1) The report states “Interest in the City of Franklin continues to grow, with development inquiries and proposals coming from developers, construction firms, realtors, and financial institutions.” What does that specifically mean? What kind of inquiries? E-mails? Phone calls? How many? What did they eventually result in?
2) The report lists 15 new businesses in Franklin. While we always welcome new businesses a critical question is whether or not Franklin is attracting and opening businesses that city residents both want and need.
3) “The EDD interacted with other individuals and organizations throughout the year in order to position Franklin as a collaborative partner and to ensure that Franklin is included in opportunities to advance economic development goals for the City.” Again, specifics would be nice as opposed to glittering generalities.
4) We also are informed the city went to meetings and conferences.

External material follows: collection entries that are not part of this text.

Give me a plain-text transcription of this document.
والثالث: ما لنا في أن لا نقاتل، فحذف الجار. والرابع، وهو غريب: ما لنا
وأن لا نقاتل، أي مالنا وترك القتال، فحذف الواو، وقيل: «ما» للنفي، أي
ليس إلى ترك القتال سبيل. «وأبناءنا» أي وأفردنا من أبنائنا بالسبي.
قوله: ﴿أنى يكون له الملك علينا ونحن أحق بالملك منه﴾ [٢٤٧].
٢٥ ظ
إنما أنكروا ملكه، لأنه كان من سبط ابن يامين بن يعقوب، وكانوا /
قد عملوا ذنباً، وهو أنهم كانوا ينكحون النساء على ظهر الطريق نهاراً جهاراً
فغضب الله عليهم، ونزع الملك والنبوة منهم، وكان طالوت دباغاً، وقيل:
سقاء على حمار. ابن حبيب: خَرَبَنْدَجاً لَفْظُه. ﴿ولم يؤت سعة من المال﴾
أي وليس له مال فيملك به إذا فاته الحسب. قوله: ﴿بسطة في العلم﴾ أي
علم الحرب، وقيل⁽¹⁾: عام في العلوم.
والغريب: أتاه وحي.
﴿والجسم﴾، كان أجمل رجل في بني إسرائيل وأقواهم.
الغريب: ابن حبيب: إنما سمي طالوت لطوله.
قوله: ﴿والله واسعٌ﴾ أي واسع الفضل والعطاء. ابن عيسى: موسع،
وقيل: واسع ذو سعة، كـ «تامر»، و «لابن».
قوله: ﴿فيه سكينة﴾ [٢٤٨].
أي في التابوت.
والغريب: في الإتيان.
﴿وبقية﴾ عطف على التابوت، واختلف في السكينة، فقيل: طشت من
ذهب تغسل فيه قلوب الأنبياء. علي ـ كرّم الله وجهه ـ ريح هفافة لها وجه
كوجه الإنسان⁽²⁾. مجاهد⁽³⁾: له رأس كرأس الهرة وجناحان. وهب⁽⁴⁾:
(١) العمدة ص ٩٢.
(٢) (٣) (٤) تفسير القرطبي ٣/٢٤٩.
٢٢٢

Not exactly earth-shattering stuff.
5) “The EDD was approached many times throughout the year by various members of the press.The most notable was a WTMJ interview on City Development Opportunities which aired on the Morning News Program in April, 2019.” This news article didn’t fall within the time period of the report so Franklin was able to conveniently ignore.
6) There’s a long list of attractions labeled TOURISM ASSETS IN THE CITY OF FRANKLIN. Several are listed from Boerner Botanical Gardens. That’s odd. Franklin taking credit for events in Hales Corners.
7) Mayor Steve Olson relishes ripping big retailers like Wal-Mart and target, yet found reason to list them as some of Franklin’s largest employers.
8) Speaking of employers, how many new jobs were added in Franklin from June 2018- June 2019? That would have been a great nugget. Unless…
9) The mayor in the past blasted senior apartments being built at Ballpark Commons. Still, they get a positive mention in this report.
I envision tonight’s Council meeting to be one big mutual admiration society. When this report is rolled out city reps will be all grins while patting themselves on the back, congratulating one another for all the fine work they’ve done. I think most Franklin residents get the true picture.
If you read the report as I did, and I encourage you to do so, ask yourself what was actually accomplished? What concrete results really came out of the past year? Results. What are they? Where are they?
The reality is that economic development in Franklin would be an even sadder state of affairs if not for the much-needed progress at Ballpark Commons.
4 thoughts on “Franklin to lay out a bill of goods on economic development”
Very glass half-empty of you Kevin. I’m sure they’re in the final stages of preparing the NE corner of 36/100 for a new Meijer and we’ll get another bouncy place in the old Sentry soon enough. After all, Franklin has already announced two of them were coming. Ka and that coffee place that was open for a month have only recently closed and the Fountains is waiting for the sign from our elected leaders. For now, just be patient and enjoy a few CBD oil shops and walking paths with rural charm.
I’d like to top this comment, but I can’t.